NRA’s ad agency turned guns into a symbol of American freedom
A growing list of American businesses are severing ties with the National Refile Association (NRA). But among its partners, arguably the most valuable is still by their side: Oklahoma-based Ackerman McQueen, the NRA's longterm advertising and PR agency. For decades, this firm has honed the pro-gun narrative, establishing gun rights as a core value for conservative voters and as a pillar of America's identity.
Ackerman McQueen has held the NRA account for over 30 years. The agency explains its strategy for promoting the powerful gun lobby's mission on its website:
Today, our leading voice for motivation comes from a shoe brand. Independence is owned by a computer company. Extreme adventure is presented by an energy drink. Freedom is the territory of a gun rights organization.
To create a place for the NRA within the country's decades-long national debate over mass shootings and gun violence, Ackerman McQueen helped transform it into a "news" organization. Creating its own content would give the advocacy group unlimited opportunities to insist that gun control was a question of freedom, more than safety. It would also help the NRA evade legal restrictions on political advertising.
Since 1999, years ahead the creation of YouTube, Ackerman McQueen adopted a strategy of opening dedicated media channels for its clients, first for its Williams Energy account (a natural gas company), and then for the NRA in 2004, opening NRA News. Brand-focused media channels were met with skepticism, according to the agency:
Brands were supposed to be advertisers, not news outlets. Journalism schools laughed at our philosophy, local stations thought it was cute and the media refused to see these brands as peers.

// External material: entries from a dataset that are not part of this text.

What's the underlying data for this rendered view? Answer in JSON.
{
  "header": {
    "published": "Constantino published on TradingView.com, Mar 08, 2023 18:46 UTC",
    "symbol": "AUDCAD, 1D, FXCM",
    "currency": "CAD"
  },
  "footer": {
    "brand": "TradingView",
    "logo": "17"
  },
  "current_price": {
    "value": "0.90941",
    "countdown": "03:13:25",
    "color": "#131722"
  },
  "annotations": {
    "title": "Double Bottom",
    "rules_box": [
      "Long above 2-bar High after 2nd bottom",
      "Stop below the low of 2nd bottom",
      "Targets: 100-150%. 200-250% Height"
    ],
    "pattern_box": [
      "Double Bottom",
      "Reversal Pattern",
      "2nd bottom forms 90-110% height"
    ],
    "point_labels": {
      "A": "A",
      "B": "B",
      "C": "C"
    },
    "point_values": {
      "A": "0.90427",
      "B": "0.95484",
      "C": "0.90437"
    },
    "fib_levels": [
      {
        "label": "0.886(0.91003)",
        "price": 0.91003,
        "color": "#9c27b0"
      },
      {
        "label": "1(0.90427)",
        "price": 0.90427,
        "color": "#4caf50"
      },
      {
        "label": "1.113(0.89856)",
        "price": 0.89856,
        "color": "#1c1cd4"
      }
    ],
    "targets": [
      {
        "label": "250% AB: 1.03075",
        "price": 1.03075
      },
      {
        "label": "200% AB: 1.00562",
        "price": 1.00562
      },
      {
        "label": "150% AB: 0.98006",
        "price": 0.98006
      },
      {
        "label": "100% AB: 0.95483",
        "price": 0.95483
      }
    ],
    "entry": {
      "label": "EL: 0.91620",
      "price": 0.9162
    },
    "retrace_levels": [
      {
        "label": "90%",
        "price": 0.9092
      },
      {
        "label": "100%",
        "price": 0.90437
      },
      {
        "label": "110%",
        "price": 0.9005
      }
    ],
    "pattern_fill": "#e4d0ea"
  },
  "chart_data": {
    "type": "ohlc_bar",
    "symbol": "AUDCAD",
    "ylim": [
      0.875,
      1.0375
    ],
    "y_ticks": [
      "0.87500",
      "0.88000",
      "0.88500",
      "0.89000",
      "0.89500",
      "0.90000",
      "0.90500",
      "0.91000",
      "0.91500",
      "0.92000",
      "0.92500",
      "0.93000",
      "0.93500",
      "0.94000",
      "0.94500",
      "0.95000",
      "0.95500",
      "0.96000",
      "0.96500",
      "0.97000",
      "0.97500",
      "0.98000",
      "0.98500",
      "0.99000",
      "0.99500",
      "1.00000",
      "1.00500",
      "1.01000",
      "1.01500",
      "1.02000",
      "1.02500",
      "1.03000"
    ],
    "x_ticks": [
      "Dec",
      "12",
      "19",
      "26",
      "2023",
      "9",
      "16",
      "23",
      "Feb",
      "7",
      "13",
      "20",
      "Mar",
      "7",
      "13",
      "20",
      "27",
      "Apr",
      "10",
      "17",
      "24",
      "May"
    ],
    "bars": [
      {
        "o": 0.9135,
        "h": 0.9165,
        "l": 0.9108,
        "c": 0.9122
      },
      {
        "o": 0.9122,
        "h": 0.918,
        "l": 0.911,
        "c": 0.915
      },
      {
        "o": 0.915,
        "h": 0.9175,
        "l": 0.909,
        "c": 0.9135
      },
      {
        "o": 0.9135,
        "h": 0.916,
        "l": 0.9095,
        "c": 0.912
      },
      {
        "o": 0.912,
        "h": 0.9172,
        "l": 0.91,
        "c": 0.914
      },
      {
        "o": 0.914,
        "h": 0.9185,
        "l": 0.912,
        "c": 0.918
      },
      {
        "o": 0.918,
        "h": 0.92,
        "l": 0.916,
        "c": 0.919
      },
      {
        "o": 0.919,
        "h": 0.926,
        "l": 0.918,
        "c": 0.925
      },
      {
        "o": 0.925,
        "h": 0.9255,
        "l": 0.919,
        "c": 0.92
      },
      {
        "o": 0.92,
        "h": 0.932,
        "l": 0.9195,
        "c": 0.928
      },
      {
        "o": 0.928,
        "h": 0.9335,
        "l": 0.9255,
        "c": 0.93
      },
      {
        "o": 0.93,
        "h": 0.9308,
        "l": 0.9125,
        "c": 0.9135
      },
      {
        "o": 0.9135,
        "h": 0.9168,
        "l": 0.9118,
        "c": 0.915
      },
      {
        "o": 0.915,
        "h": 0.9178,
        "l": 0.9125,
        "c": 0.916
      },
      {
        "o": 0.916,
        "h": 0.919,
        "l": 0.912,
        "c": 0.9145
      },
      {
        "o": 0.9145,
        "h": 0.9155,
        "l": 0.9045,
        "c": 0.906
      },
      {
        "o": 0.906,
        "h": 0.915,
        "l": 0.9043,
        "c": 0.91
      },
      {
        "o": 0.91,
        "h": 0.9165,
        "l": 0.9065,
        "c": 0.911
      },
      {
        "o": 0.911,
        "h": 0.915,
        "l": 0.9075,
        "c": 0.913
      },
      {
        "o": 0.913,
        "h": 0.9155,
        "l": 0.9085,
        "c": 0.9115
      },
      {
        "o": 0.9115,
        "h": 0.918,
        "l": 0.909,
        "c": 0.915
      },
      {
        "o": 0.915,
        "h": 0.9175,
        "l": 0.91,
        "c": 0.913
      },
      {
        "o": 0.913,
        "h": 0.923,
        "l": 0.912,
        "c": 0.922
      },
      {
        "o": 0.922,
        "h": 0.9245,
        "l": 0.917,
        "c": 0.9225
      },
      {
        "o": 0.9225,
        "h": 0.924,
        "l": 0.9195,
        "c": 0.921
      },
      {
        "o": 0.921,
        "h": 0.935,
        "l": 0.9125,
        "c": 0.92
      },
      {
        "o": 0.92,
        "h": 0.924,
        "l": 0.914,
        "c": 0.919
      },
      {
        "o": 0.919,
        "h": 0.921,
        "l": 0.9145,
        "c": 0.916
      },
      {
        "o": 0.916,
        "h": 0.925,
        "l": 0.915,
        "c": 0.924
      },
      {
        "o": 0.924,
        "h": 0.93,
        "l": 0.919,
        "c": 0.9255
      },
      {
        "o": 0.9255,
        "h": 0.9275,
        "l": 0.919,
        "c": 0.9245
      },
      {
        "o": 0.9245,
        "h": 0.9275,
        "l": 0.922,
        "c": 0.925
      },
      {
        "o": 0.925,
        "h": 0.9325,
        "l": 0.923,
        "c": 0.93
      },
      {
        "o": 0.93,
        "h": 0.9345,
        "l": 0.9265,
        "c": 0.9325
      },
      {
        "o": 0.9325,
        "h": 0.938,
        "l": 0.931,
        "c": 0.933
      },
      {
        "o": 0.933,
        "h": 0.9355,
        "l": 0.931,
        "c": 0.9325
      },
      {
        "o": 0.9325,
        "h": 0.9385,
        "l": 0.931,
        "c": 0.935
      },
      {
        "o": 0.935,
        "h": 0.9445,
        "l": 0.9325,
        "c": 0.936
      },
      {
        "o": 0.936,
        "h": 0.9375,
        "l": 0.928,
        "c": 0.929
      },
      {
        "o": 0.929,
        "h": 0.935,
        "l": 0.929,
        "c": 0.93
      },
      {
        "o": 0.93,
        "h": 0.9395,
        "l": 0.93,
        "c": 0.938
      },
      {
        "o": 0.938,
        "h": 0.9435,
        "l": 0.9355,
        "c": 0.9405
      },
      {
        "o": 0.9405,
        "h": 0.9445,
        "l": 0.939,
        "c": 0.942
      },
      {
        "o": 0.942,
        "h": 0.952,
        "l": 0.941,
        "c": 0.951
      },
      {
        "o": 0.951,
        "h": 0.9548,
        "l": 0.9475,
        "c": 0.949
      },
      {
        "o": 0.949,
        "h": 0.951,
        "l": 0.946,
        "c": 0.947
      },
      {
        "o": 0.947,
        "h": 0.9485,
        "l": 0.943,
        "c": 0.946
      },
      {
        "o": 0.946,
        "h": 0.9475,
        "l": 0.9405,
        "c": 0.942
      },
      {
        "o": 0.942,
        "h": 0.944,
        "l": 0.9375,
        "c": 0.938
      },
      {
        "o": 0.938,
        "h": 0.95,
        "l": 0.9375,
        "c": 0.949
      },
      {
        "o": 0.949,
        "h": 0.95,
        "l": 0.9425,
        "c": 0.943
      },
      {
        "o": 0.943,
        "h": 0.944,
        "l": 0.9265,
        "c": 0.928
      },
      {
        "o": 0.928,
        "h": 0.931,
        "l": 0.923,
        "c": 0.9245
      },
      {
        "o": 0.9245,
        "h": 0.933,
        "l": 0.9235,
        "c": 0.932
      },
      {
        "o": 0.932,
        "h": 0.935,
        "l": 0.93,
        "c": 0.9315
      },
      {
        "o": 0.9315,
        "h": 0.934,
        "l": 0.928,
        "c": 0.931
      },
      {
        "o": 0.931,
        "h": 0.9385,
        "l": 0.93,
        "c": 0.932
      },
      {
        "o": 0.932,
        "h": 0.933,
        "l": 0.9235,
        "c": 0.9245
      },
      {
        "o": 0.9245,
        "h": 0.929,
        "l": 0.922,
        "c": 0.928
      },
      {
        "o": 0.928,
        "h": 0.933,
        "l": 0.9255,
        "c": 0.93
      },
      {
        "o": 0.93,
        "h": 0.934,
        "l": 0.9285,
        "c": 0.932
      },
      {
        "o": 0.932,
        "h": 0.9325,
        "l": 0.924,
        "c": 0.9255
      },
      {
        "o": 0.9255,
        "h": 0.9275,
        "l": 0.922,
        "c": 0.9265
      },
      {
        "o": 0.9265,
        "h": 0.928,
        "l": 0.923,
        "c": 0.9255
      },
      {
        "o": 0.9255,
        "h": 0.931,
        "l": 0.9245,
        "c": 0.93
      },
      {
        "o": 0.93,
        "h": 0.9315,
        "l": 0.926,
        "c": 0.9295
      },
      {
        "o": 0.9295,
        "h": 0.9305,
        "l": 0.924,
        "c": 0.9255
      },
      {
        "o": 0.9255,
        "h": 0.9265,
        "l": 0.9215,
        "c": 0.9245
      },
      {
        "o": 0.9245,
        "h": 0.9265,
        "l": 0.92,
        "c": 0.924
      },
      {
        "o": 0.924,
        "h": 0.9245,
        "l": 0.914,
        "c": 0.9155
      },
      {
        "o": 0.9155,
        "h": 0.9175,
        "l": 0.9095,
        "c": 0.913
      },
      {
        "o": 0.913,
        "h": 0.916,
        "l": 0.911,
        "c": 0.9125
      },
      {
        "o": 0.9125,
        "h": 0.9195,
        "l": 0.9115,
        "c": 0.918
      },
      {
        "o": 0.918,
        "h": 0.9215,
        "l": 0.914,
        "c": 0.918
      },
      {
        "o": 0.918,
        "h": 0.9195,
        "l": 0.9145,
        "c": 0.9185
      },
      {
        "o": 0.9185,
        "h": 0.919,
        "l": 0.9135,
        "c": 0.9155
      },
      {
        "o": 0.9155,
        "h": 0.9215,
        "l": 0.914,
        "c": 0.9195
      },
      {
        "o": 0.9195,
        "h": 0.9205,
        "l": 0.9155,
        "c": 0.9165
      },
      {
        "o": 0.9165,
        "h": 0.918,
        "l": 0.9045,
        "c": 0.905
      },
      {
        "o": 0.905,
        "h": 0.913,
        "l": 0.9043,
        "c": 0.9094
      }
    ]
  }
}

The brands who decided to become "their own media company," explains the agency, "recognized that there was white space in a narrative that they could control with years-long dedication to owned storytelling."
For the NRA, there was a second reason: In 2002, the Bipartisan Campaign Reform Act banned groups such as the NRA from advertising a month before a primary election, and 60 days before a general election. But the gun advocacy campaign could continue outside ads, Ackerman McQuinn realized. As the firm explains on a webpage detailing its job for the NRA, "if political free speech is restricted to news media, why not go deeper into the news business yourself?"
A news channel dedicated to "the most comprehensive video coverage of Second Amendment issues, events and culture," was a perfect way to get around the ban, and engage directly with the grassroots supporters of the organization, who could tune into NRA News to hear a self-professed "unmatched authority, expertise and perspective on Second Amendment issues."
The channel, and the ones that followed it, turning NRA News into NRA TV—a broader company comprising of four channels, including a women-focused one—consistently repeated the NRA's argument that guns represented a fundamental US freedom. This message was repeated and spread by the channels' on-air commentators, experts, advocates to a highly supportive audience.
Using that media channel, Ackerman McQueen has helped the NRA navigate the treacherous waters of mass shootings and public outrage. In the face of popular support for universal background checks, and statistics linking gun ownership to mass shootings, the NRA's media organization has successfully spread alternative talking points.
After the Sandy Hook massacre of elementary-school children in Newtown, Connecticut, the NRA pushed forward, unchallenged on its own channels, a theory that the blame should fall on violent video games, not guns. In the days after last week's massacre at a high school in Parkland, Florida, the same channels have argued that mental health and the lack of weapons in schools deserve the blame. Those arguments have been repeated at the highest levels of government.
Ackerman McQueen didn't respond to Quartz's request for comments or interviews.